Media @ McGill

Cheryl Thompson | The Racialization of Beauty Culture, Hollywood Films, and Advertising, 1920–1939

Submitted by Justin on
English

 

The Media@McGill Graduate Research Fellowship will be used to complete the third chapter of my dissertation, ‘The Racialization of Beauty Culture, Hollywood Films, and Advertising, 1920-1939.’ This chapter explores how the mainstream beauty culture industry and the black beauty culture industry intersected with the rise of Canada’s culture industry in the 1920s. I provide an historical account of when Canada’s black beauty culture industry began and the changes that it underwent between 1920 and 1940. Given that there are few publications from the 1920s about black Canadians, my analysis is primarily of the editorial content and beauty advertisements in The Dawn of Tomorrow, a black newspaper operated out of London, Ontario, which began in 1923.

This chapter will also explain how migration impacted black communities in the first part of the twentieth century. Blacks arrived from the Anglophone West Indies, the United States, and the United Kingdom, but there was also migration between provinces as blacks moved from the Maritimes to Quebec and Ontario, and others migrated to Western Canada. I also explore how Canada’s ladies’ magazine, Chatelaine, helped to define not just beauty culture in Canada but also the parameters of citizenship and nationhood. Through an analysis of advertisements for Aunt Jemima Pancake Mix, Topsy-Turvy dolls, and Aunt Jemima dolls in not just Chatelaine, but also the Toronto Globe and the Daily Star, I argue that black women were positioned outside discourses of modernity, and kept frozen in time as ‘happy-to-please’ menials. This depiction of black womanhood, however, ran counter to the editorials and advertising content of black newspapers. The Hollywood films under consideration in this chapter are Imitation of Life (1934) and Gone With the Wind (1939). In both cases, the character of ‘Mammy’ came to represent black womanhood on the big screen, but also in real-life. I consider how ‘Mammy’ became as much a Canadian representation of black womanhood, as it was in the United States.

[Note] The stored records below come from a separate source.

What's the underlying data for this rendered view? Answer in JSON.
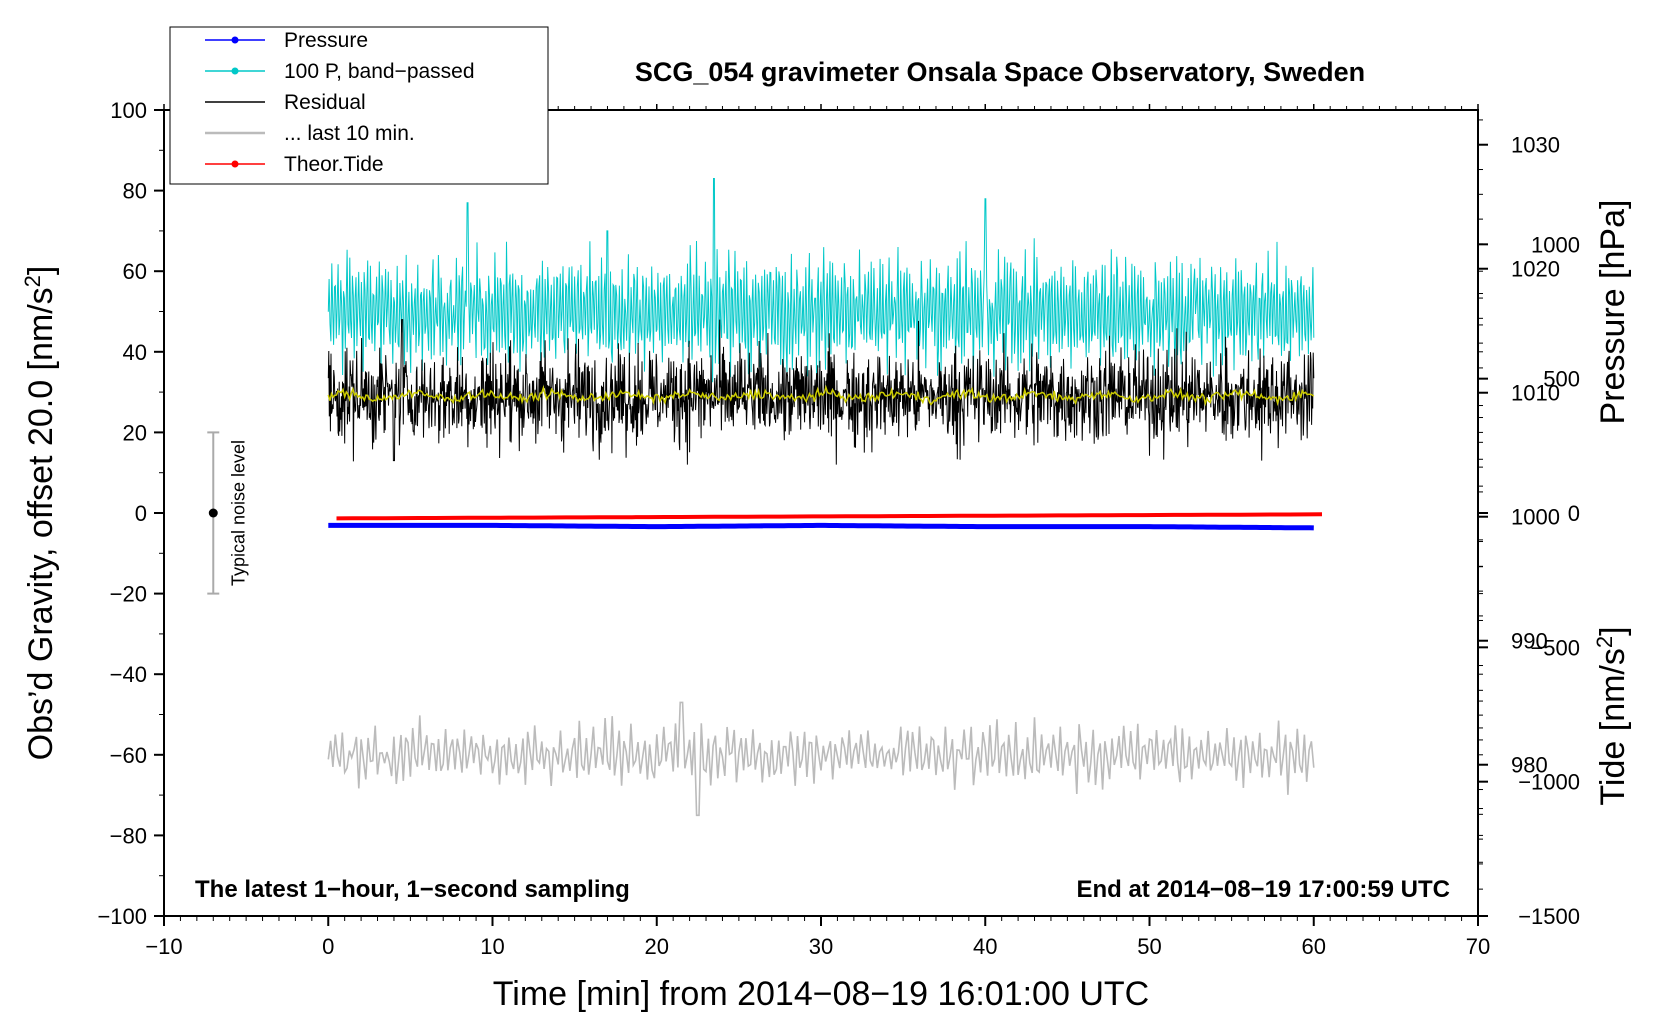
{
  "chart_data": {
    "type": "line",
    "title": "SCG_054 gravimeter Onsala Space Observatory, Sweden",
    "xlabel": "Time [min] from 2014−08−19 16:01:00 UTC",
    "ylabel_left_main": "Obs’d Gravity, offset 20.0 [nm/s",
    "ylabel_left_sup": "2",
    "ylabel_left_close": "]",
    "ylabel_right_pressure": "Pressure [hPa]",
    "ylabel_right_tide_main": "Tide [nm/s",
    "ylabel_right_tide_sup": "2",
    "ylabel_right_tide_close": "]",
    "xlim": [
      -10,
      70
    ],
    "ylim": [
      -100,
      100
    ],
    "pressure_lim": [
      967.8,
      1032.8
    ],
    "tide_lim": [
      -1500,
      1500
    ],
    "x_ticks": [
      "−10",
      "0",
      "10",
      "20",
      "30",
      "40",
      "50",
      "60",
      "70"
    ],
    "x_tick_values": [
      -10,
      0,
      10,
      20,
      30,
      40,
      50,
      60,
      70
    ],
    "y_ticks": [
      "−100",
      "−80",
      "−60",
      "−40",
      "−20",
      "0",
      "20",
      "40",
      "60",
      "80",
      "100"
    ],
    "y_tick_values": [
      -100,
      -80,
      -60,
      -40,
      -20,
      0,
      20,
      40,
      60,
      80,
      100
    ],
    "pressure_ticks": [
      "980",
      "990",
      "1000",
      "1010",
      "1020",
      "1030"
    ],
    "pressure_tick_values": [
      980,
      990,
      1000,
      1010,
      1020,
      1030
    ],
    "tide_ticks": [
      "−1500",
      "−1000",
      "−500",
      "0",
      "500",
      "1000"
    ],
    "tide_tick_values": [
      -1500,
      -1000,
      -500,
      0,
      500,
      1000
    ],
    "legend": [
      {
        "label": "Pressure",
        "color": "#0000ff",
        "marker": true
      },
      {
        "label": "100 P, band−passed",
        "color": "#00c8c8",
        "marker": true
      },
      {
        "label": "Residual",
        "color": "#000000",
        "marker": false
      },
      {
        "label": "... last 10 min.",
        "color": "#bbbbbb",
        "marker": false
      },
      {
        "label": "Theor.Tide",
        "color": "#ff0000",
        "marker": true
      }
    ],
    "legend_position": "top-left",
    "annotation_left": "The latest 1−hour, 1−second sampling",
    "annotation_right": "End at 2014−08−19 17:00:59 UTC",
    "noise_label": "Typical noise level",
    "noise_bar": {
      "x": -7,
      "center": 0,
      "low": -20,
      "high": 20
    },
    "series": [
      {
        "name": "Pressure",
        "color": "#0000ff",
        "axis": "pressure",
        "x_range": [
          0,
          60
        ],
        "values_hPa": [
          999.3,
          999.3,
          999.2,
          999.3,
          999.2,
          999.2,
          999.1
        ]
      },
      {
        "name": "100 P, band-passed",
        "color": "#00c8c8",
        "axis": "gravity",
        "x_range": [
          0,
          60
        ],
        "mean": 50,
        "amplitude": 12,
        "peaks": [
          [
            8.5,
            77
          ],
          [
            23.5,
            83
          ],
          [
            40,
            78
          ],
          [
            17,
            70
          ]
        ]
      },
      {
        "name": "Residual",
        "color": "#000000",
        "axis": "gravity",
        "x_range": [
          0,
          60
        ],
        "mean": 29,
        "amplitude": 8,
        "extremes": [
          [
            4,
            13
          ],
          [
            4.5,
            48
          ]
        ]
      },
      {
        "name": "Residual smoothed",
        "color": "#cccc00",
        "axis": "gravity",
        "x_range": [
          0,
          60
        ],
        "mean": 29,
        "amplitude": 1
      },
      {
        "name": "... last 10 min.",
        "color": "#bbbbbb",
        "axis": "gravity",
        "x_range": [
          0,
          60
        ],
        "mean": -60,
        "amplitude": 7,
        "extremes": [
          [
            21.5,
            -47
          ],
          [
            22.5,
            -75
          ]
        ]
      },
      {
        "name": "Theor.Tide",
        "color": "#ff0000",
        "axis": "tide",
        "x_range": [
          0.5,
          60.5
        ],
        "start_value": -20,
        "end_value": -5
      }
    ]
  },
  "colors": {
    "pressure": "#0000ff",
    "bandpassed": "#00c8c8",
    "residual": "#000000",
    "smoothed": "#cccc00",
    "last10": "#bbbbbb",
    "tide": "#ff0000"
  }
}
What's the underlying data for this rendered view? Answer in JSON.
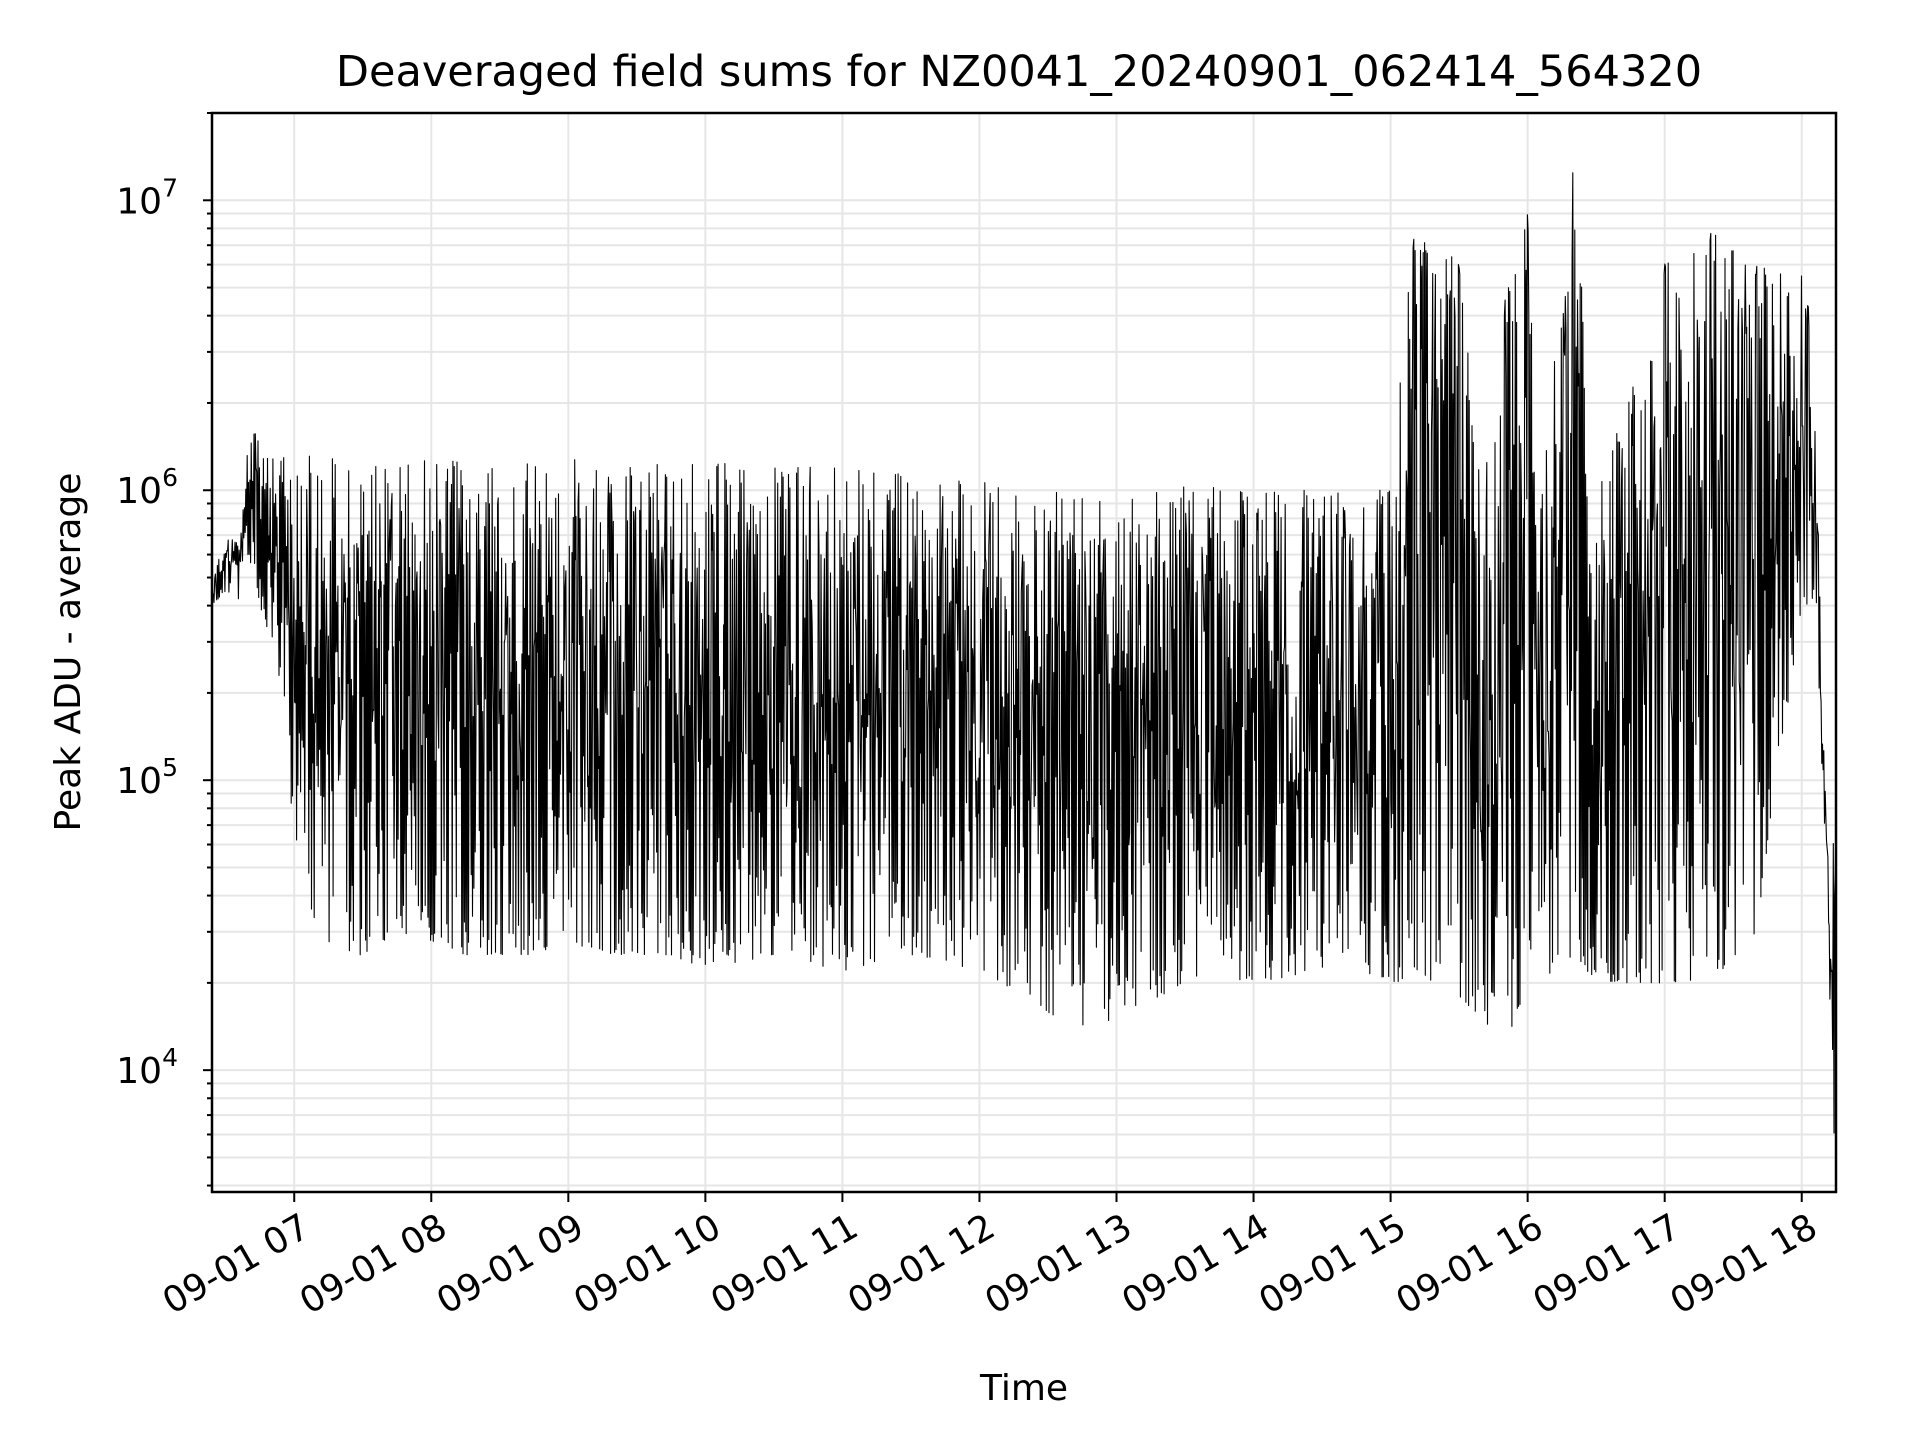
{
  "chart_data": {
    "type": "line",
    "title": "Deaveraged field sums for NZ0041_20240901_062414_564320",
    "xlabel": "Time",
    "ylabel": "Peak ADU - average",
    "y_scale": "log",
    "ylim": [
      3800,
      20000000
    ],
    "xlim": [
      "2024-09-01 06:24",
      "2024-09-01 18:15"
    ],
    "x_tick_labels": [
      "09-01 07",
      "09-01 08",
      "09-01 09",
      "09-01 10",
      "09-01 11",
      "09-01 12",
      "09-01 13",
      "09-01 14",
      "09-01 15",
      "09-01 16",
      "09-01 17",
      "09-01 18"
    ],
    "y_tick_labels": [
      {
        "base": "10",
        "exp": "4",
        "value": 10000
      },
      {
        "base": "10",
        "exp": "5",
        "value": 100000
      },
      {
        "base": "10",
        "exp": "6",
        "value": 1000000
      },
      {
        "base": "10",
        "exp": "7",
        "value": 10000000
      }
    ],
    "grid": true,
    "legend": "none",
    "line_color": "#000000",
    "series": [
      {
        "x": [
          "2024-09-01 06:24",
          "2024-09-01 06:30",
          "2024-09-01 06:36",
          "2024-09-01 06:40",
          "2024-09-01 06:45",
          "2024-09-01 06:50",
          "2024-09-01 06:55",
          "2024-09-01 07:00",
          "2024-09-01 07:05",
          "2024-09-01 07:10",
          "2024-09-01 07:20",
          "2024-09-01 07:30",
          "2024-09-01 07:45",
          "2024-09-01 08:00",
          "2024-09-01 08:15",
          "2024-09-01 08:30",
          "2024-09-01 08:45",
          "2024-09-01 09:00",
          "2024-09-01 09:15",
          "2024-09-01 09:30",
          "2024-09-01 09:45",
          "2024-09-01 10:00",
          "2024-09-01 10:30",
          "2024-09-01 11:00",
          "2024-09-01 11:30",
          "2024-09-01 12:00",
          "2024-09-01 12:20",
          "2024-09-01 12:40",
          "2024-09-01 13:00",
          "2024-09-01 13:30",
          "2024-09-01 14:00",
          "2024-09-01 14:30",
          "2024-09-01 15:00",
          "2024-09-01 15:10",
          "2024-09-01 15:30",
          "2024-09-01 15:40",
          "2024-09-01 15:50",
          "2024-09-01 16:00",
          "2024-09-01 16:05",
          "2024-09-01 16:20",
          "2024-09-01 16:30",
          "2024-09-01 17:00",
          "2024-09-01 17:20",
          "2024-09-01 17:40",
          "2024-09-01 18:00",
          "2024-09-01 18:03",
          "2024-09-01 18:06",
          "2024-09-01 18:10",
          "2024-09-01 18:14"
        ],
        "upper": [
          480000,
          700000,
          650000,
          1500000,
          1650000,
          1400000,
          1350000,
          1300000,
          1350000,
          1300000,
          1300000,
          1250000,
          1200000,
          1300000,
          1250000,
          1200000,
          1250000,
          1300000,
          1200000,
          1200000,
          1250000,
          1250000,
          1200000,
          1200000,
          1150000,
          1100000,
          950000,
          1000000,
          900000,
          1050000,
          1000000,
          1000000,
          1000000,
          7600000,
          6200000,
          950000,
          4600000,
          9000000,
          950000,
          13000000,
          1000000,
          6100000,
          7800000,
          6000000,
          5500000,
          4300000,
          1800000,
          100000,
          80000
        ],
        "lower": [
          400000,
          450000,
          420000,
          600000,
          400000,
          300000,
          200000,
          60000,
          40000,
          30000,
          25000,
          25000,
          30000,
          28000,
          25000,
          25000,
          25000,
          28000,
          25000,
          25000,
          25000,
          22000,
          25000,
          22000,
          25000,
          22000,
          18000,
          14000,
          15000,
          20000,
          20000,
          22000,
          20000,
          20000,
          18000,
          15000,
          12000,
          20000,
          20000,
          25000,
          20000,
          20000,
          20000,
          30000,
          400000,
          400000,
          400000,
          65000,
          5000
        ]
      }
    ]
  }
}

Ultimately, I argue that the 1920s and 1930s witnessed the emergence of a mainstream beauty culture precipitated on an Anglo-Saxon whiteness and notions of femininity. As white women’s hair grew shorter and shorter, they also abandoned modesty, tradition, and conformity. This abandonment of traditional values meant that they became highly invested in the capitalist consumption of beauty. By 1939, the black counterpart to the blonde and brunette remained their servant. Hattie McDaniel, after all, was the first African American actress to win an Oscar, but she did so by playing a stereotypical Southern Mammy in Gone with the Wind. Outside the realm of true womanhood and femininity, black women’s beauty simply did not exist in Canada during the period.

The Media@McGill research fellowship will also be used to start writing chapter four of my dissertation, ‘Canada’s Black Beauty Culture Industry: Wigs, Relaxers, and Afros, 1940–1980.’ In this chapter, I explore the editorial content and beauty advertisements of Ebony, a glossy general-interest magazine for African-Americans that appeared in 1945. From its outset, Ebony circulated in Canada giving black women an outlet to see their own beauty reflected back onto them, in addition to fashion, beauty advice, products for hair and skin, and black celebrities. I also examine the Clarion, Contrast, and Share (three black magazines that emerged in Nova Scotia, Ontario and Quebec in the 1940s, 1960s and 1970s). Beginning in late-1960s, large retailers like Eaton’s and Simpson’s, and drug stores, such as Shopper’s Drug Mart, began to market to black women, whom they had hitherto virtually ignored, by selling black hair care and skin care products. The chapter provides an analysis of how these companies solicited black women consumers, which hair and skin products were marketed to black women, how hairstyles changed during the time period, and the locations where black hair care salons, largely owned by West Indian immigrants, who migrated to Canada during the country’s mid-century immigration wave, opened. I also consider the myth of Canadian diversity, Multiculturalism, and how the continued presence of racial stereotypes maintained a colour-line.